CK: I love the inviting nature of ASHR. As a graduate student starting out in the field, ASHR was a welcoming place for newcomers to explore, challenge, and improve my own ideas. I personally have found ASHR to be a great organization to connect with scholars at all stages of their careers and get to know people. ASHR panels at conferences are some of my favorite because the questions asked are thought-provoking and immensely helpful. Often the discussions from a panel will carry over into an ongoing conversation that outlasts the conference. The ASHR participants on twitter are particularly great: forwarding articles or comments that may be interesting to one another or sharing bits of humor or text that someone else might find interesting. History of rhetoric doesn’t have to be ancient or early American; there’s a lot of history to rhetoric that can and should be explored.
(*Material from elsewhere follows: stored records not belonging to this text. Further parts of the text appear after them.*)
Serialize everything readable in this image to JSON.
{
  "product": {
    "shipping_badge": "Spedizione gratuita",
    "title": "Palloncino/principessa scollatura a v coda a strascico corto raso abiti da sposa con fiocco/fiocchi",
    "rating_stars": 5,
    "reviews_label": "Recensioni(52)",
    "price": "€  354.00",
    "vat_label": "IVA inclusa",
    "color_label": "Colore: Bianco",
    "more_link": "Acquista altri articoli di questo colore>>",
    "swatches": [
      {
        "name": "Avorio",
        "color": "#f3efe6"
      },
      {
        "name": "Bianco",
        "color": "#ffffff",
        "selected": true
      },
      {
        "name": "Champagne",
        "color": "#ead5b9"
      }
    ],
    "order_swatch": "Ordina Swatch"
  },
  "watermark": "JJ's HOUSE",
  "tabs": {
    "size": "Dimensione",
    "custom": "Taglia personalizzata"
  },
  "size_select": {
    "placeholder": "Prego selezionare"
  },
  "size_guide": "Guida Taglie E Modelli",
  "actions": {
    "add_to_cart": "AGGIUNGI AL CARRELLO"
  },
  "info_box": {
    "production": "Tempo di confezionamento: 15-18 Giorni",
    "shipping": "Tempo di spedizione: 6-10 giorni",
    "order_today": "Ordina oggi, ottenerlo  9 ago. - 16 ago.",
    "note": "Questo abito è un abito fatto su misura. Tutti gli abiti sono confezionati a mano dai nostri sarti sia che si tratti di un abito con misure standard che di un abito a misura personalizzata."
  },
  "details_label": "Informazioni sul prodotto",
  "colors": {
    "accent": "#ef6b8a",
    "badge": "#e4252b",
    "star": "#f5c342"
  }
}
JL: Finally, my favorite question: Who is one of your favorite figures from the history of rhetoric, and why?
CK: Pythagoras. He’s not usually considered a rhetorician, but he absolutely should be. His teachings combined speech, sound, mathematics, and cosmos that had an immense impact on a number of folks who are the go-to foundation of the discipline, like Plato and Aristotle. The Pythagoreans are absolutely fascinating. They have a lot to say about how people go about getting along and our obligations towards one another, emphasizing listening as equally (if not more) important with speaking.
About the Interviewer: Jordan Loveridge is Assistant Professor of Communication and English at Mount Saint Mary’s University in Emmitsburg, Maryland. He earned his Ph.D. in Rhetoric from Arizona State University, focusing specifically on medieval rhetoric. His work appears in venues such as Philosophy and Rhetoric, Community Literacy Journal, and Advances in the History of Rhetoric.